Y yo, doctora Rose, sentí lástima por usted. Por lo tanto, me quedé. Como consecuencia de eso, estoy aquí sentado en la primera planta, junto a una ventana que da a Chalcot Square. Escribo todas estas sandeces con un bolígrafo para que luego no pueda borrar nada, tal y como me ha ordenado. Uso una libreta de hojas sueltas para poder añadir más información, en caso de que, más tarde, recuerde algo más de forma milagrosa. Lo que no hago es precisamente lo que debería estar haciendo, y lo que el mundo entero espera que haga: permanecer al lado de Raphael Robson y hacer que desaparezca ese vacío infernal y omnipresente de las notas.

«¿Raphael Robson?», me preguntará. «Hábleme de él», me dirá.

Esta mañana me he puesto leche en el café y ahora estoy pagando por ello, doctora Rose. El estómago me arde. Las llamas me están lamiendo el intestino. El fuego avanza hacia arriba, pero no en mi interior. Sucede todo lo contrario, pero siempre tengo la misma sensación. Es una simple dilatación del estómago y del intestino, me asegura mi médico de cabecera. «Flato», me reza, como si me estuviera dando una bendición médica. Es un curandero y un charlatán, un matasanos de cuarta categoría. Tengo algo maligno devorándome las tripas y él insiste en que son flatulencias.

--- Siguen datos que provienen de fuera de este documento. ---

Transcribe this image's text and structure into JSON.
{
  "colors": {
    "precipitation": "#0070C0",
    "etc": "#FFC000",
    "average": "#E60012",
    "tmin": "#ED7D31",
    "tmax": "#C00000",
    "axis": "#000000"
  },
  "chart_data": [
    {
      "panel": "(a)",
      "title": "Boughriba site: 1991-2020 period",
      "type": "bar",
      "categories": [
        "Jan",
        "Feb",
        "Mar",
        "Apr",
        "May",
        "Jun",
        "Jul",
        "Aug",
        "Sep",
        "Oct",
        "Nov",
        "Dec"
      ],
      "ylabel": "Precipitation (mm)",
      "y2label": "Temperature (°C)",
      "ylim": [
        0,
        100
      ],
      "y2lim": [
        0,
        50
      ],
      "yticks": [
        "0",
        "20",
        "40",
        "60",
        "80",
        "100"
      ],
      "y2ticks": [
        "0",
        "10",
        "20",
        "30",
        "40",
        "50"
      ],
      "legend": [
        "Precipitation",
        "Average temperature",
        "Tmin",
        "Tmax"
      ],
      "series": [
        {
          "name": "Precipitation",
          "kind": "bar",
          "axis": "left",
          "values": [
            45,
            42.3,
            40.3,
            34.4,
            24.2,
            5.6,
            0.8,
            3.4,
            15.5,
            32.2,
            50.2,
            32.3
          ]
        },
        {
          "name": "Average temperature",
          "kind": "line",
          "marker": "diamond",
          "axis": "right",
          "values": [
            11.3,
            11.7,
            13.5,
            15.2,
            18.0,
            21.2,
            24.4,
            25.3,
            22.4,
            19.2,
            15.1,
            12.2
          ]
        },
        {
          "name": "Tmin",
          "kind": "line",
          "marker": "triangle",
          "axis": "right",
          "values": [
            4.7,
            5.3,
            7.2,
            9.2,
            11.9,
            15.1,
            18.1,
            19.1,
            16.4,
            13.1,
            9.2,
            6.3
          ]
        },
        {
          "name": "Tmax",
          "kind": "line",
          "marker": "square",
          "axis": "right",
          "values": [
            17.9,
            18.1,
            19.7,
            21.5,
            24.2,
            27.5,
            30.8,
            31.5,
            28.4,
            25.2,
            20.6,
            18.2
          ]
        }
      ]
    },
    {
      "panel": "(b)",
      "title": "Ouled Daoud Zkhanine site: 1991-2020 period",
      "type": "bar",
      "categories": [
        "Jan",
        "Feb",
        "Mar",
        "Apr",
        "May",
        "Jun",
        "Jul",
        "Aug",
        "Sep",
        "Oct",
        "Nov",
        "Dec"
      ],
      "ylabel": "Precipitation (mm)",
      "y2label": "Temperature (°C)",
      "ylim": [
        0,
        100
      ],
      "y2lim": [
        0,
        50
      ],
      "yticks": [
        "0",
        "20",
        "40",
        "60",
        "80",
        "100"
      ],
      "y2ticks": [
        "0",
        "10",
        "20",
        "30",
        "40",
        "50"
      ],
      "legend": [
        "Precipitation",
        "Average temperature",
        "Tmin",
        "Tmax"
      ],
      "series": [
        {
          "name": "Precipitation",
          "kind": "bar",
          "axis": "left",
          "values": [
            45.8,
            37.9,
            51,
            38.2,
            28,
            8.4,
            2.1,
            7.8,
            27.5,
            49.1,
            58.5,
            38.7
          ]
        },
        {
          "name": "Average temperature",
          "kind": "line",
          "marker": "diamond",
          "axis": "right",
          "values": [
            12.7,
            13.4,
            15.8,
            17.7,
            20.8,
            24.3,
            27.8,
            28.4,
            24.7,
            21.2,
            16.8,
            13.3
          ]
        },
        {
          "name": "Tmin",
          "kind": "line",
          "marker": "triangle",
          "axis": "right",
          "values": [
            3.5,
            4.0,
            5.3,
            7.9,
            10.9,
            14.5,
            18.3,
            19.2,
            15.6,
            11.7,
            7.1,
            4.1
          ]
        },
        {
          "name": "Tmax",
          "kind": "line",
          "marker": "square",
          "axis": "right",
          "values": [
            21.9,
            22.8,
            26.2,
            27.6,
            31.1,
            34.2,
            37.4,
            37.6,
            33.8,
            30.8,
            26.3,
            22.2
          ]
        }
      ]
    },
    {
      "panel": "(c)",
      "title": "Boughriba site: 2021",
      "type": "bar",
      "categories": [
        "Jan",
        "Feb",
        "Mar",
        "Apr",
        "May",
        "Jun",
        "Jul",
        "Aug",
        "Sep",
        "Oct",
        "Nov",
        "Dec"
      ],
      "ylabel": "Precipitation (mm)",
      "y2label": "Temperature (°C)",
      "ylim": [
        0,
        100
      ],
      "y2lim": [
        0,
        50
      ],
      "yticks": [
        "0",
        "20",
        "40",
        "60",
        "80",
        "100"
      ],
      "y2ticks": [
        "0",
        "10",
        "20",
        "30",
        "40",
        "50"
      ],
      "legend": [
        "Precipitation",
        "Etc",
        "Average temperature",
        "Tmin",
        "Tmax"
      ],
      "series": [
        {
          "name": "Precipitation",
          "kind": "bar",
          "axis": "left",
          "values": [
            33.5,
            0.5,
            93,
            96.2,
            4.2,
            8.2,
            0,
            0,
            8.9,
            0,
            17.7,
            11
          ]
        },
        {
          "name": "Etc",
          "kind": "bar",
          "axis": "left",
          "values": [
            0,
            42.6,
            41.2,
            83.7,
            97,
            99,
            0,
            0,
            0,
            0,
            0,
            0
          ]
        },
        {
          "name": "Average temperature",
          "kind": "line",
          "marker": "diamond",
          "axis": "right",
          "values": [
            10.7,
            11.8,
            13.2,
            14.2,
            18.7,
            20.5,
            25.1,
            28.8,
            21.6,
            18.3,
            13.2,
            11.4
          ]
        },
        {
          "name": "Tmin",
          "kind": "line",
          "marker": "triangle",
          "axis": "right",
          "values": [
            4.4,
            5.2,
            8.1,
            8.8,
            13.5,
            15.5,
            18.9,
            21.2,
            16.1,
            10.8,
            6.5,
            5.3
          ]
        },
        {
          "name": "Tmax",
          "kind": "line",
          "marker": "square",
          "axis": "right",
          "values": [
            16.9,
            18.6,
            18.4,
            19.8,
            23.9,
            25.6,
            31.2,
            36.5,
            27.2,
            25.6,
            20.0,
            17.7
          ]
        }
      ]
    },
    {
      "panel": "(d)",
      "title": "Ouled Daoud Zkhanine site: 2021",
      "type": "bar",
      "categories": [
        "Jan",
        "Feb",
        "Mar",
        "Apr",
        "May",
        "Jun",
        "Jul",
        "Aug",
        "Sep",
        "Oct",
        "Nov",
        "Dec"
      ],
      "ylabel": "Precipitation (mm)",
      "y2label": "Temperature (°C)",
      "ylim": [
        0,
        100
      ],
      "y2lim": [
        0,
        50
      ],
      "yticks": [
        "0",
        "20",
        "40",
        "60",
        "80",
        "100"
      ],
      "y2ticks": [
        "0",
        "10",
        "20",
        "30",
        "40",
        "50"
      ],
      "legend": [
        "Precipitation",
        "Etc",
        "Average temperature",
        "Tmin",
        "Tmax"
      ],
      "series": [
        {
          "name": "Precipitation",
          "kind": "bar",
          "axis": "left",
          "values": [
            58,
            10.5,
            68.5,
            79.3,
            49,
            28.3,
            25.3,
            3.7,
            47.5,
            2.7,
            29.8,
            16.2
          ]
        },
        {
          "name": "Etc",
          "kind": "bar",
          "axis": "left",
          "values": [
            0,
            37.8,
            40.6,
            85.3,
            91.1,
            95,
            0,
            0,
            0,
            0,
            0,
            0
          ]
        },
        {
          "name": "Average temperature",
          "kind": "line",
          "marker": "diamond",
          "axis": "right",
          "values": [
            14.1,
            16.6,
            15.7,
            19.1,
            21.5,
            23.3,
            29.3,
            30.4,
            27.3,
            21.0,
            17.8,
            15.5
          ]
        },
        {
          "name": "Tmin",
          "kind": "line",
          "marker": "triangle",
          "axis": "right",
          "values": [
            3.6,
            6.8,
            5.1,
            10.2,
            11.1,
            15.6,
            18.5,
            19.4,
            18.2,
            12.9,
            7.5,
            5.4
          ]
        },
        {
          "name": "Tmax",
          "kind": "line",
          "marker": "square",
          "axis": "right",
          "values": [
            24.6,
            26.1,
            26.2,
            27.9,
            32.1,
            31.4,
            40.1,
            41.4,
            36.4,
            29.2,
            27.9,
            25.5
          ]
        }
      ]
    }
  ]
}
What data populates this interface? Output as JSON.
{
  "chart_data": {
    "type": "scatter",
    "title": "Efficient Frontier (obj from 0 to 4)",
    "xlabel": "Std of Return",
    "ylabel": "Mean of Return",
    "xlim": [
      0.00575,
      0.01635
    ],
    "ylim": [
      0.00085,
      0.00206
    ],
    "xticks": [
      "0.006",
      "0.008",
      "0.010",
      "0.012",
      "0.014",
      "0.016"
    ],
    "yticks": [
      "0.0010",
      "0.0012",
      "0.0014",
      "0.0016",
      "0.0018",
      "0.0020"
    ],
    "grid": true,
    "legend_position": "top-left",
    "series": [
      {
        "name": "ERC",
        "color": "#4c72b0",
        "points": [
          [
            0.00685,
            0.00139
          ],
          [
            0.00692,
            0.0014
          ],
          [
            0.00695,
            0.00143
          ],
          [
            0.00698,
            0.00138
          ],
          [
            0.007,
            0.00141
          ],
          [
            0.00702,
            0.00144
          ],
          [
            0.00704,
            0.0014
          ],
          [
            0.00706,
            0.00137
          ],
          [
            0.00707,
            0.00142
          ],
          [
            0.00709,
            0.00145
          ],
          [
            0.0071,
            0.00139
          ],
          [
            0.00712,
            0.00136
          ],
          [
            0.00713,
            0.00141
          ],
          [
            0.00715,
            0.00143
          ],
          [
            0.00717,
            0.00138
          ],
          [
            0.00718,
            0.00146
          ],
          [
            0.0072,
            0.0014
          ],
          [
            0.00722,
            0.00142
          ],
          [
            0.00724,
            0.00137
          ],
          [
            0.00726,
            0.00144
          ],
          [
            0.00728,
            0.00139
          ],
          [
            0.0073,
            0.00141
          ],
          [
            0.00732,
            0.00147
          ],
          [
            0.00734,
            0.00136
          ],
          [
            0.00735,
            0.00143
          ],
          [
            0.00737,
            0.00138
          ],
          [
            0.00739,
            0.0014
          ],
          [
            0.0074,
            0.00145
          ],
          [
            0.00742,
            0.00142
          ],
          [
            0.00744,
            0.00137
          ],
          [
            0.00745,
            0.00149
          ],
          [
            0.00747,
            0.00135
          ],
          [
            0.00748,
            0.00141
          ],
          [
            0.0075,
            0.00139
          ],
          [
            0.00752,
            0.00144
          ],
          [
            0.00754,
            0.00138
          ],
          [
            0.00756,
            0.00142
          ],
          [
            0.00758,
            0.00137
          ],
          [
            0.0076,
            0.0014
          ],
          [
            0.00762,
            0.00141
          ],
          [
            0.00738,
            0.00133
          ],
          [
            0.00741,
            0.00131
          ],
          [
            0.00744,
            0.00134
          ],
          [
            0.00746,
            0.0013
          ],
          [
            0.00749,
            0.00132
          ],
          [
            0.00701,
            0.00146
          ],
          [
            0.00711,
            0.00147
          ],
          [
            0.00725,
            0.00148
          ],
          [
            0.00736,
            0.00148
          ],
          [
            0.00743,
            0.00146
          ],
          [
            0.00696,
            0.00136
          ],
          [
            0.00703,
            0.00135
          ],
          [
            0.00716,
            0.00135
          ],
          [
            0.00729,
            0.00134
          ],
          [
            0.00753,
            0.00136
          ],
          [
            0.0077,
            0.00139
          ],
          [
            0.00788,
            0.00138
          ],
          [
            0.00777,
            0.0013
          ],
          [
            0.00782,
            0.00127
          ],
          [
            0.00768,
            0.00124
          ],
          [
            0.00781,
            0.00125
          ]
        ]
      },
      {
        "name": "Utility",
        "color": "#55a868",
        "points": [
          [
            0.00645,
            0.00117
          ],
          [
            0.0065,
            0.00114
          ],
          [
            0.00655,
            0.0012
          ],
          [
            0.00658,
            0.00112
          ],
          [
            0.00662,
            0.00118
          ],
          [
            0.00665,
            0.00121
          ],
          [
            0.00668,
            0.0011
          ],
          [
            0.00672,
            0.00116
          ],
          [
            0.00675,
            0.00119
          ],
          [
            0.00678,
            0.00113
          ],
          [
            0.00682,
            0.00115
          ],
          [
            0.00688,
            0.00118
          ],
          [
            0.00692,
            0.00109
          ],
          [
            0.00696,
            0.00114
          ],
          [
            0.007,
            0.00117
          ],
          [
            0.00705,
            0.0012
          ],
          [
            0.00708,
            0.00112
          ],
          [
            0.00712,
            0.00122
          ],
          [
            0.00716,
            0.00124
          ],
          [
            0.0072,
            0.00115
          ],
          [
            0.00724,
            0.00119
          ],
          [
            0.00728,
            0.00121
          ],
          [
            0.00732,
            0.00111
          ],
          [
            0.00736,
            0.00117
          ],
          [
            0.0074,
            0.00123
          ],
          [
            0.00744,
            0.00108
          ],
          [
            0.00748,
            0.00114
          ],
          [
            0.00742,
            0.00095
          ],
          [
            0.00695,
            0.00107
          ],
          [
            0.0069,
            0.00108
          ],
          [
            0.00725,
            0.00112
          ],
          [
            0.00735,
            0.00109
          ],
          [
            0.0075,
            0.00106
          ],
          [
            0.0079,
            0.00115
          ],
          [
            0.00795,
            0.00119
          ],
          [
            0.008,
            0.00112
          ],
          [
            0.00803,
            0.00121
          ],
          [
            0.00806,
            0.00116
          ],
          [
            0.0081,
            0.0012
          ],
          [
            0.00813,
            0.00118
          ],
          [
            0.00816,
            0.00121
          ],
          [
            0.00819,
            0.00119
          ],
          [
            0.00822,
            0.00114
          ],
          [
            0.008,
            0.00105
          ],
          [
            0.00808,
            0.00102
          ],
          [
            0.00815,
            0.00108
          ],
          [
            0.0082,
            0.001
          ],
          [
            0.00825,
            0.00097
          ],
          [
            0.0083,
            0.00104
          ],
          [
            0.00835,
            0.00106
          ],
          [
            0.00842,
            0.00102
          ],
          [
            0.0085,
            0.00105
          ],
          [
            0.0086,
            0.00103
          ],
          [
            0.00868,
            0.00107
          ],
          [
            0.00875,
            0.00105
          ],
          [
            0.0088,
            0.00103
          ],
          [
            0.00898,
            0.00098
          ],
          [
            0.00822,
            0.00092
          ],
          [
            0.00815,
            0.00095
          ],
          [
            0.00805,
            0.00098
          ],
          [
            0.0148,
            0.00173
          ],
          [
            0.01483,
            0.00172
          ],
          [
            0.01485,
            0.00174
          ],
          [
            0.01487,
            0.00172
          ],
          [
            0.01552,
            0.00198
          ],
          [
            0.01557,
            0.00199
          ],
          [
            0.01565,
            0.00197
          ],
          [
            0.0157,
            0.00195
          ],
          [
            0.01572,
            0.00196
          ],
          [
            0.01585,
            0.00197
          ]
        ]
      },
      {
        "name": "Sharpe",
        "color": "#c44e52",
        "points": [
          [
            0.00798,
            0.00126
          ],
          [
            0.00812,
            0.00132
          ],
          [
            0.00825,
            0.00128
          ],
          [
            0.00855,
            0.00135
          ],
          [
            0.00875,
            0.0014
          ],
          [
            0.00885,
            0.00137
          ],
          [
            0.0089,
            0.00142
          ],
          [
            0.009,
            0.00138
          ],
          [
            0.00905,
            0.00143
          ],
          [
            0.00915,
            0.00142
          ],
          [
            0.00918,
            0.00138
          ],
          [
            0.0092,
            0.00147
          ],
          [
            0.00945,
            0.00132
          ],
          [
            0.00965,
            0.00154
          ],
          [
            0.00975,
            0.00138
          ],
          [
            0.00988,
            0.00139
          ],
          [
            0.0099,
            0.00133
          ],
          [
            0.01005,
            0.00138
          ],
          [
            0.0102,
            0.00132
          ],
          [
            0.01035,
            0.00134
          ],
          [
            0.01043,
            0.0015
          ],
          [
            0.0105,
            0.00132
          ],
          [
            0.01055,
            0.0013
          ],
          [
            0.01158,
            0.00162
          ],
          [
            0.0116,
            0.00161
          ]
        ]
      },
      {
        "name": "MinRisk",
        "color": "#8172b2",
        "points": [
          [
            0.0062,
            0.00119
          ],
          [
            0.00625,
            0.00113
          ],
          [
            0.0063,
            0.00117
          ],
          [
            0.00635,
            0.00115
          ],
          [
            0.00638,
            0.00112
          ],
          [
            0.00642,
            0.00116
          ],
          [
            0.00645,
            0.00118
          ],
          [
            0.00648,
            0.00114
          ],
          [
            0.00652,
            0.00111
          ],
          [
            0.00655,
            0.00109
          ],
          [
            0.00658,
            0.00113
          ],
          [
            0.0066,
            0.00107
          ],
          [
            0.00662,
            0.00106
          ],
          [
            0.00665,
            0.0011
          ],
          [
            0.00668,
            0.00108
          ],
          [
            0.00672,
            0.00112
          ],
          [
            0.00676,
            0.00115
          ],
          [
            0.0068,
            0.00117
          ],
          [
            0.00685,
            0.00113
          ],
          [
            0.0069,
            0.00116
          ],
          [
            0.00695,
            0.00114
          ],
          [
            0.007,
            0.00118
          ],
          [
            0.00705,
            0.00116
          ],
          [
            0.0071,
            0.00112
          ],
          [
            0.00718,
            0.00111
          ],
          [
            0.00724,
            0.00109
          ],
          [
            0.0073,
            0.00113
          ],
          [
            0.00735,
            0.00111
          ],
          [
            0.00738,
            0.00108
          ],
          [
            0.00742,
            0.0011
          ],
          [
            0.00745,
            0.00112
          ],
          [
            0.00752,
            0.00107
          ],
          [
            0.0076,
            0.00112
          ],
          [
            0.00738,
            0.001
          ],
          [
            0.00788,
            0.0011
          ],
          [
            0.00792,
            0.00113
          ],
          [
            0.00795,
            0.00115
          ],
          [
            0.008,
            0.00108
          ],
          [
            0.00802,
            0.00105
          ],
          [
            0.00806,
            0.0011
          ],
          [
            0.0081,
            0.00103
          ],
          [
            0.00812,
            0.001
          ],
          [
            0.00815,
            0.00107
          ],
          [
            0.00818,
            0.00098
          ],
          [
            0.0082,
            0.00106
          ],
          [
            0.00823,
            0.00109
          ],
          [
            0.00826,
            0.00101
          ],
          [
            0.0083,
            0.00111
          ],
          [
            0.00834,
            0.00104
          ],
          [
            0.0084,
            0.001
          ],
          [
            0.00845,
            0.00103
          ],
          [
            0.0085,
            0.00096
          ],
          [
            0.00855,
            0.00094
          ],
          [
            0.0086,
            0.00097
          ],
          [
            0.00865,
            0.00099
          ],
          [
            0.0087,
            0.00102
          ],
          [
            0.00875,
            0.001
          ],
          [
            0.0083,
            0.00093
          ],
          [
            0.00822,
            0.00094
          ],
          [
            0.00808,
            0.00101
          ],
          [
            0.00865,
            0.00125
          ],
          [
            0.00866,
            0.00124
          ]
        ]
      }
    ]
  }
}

«Hábleme de Raphael Robson», repetirá.

«¿Por qué? —le preguntaré—. ¿Por qué quiere que le hable de él?».

«Porque es un tema por el que empezar. Su mente le ha dictado por dónde comenzar. Es así como funciona el proceso».

«No obstante, Raphael no es el principio de la historia —le replicaré—. El principio se remonta a veinticinco años atrás, a una Peabody House[1] de Kensington Square».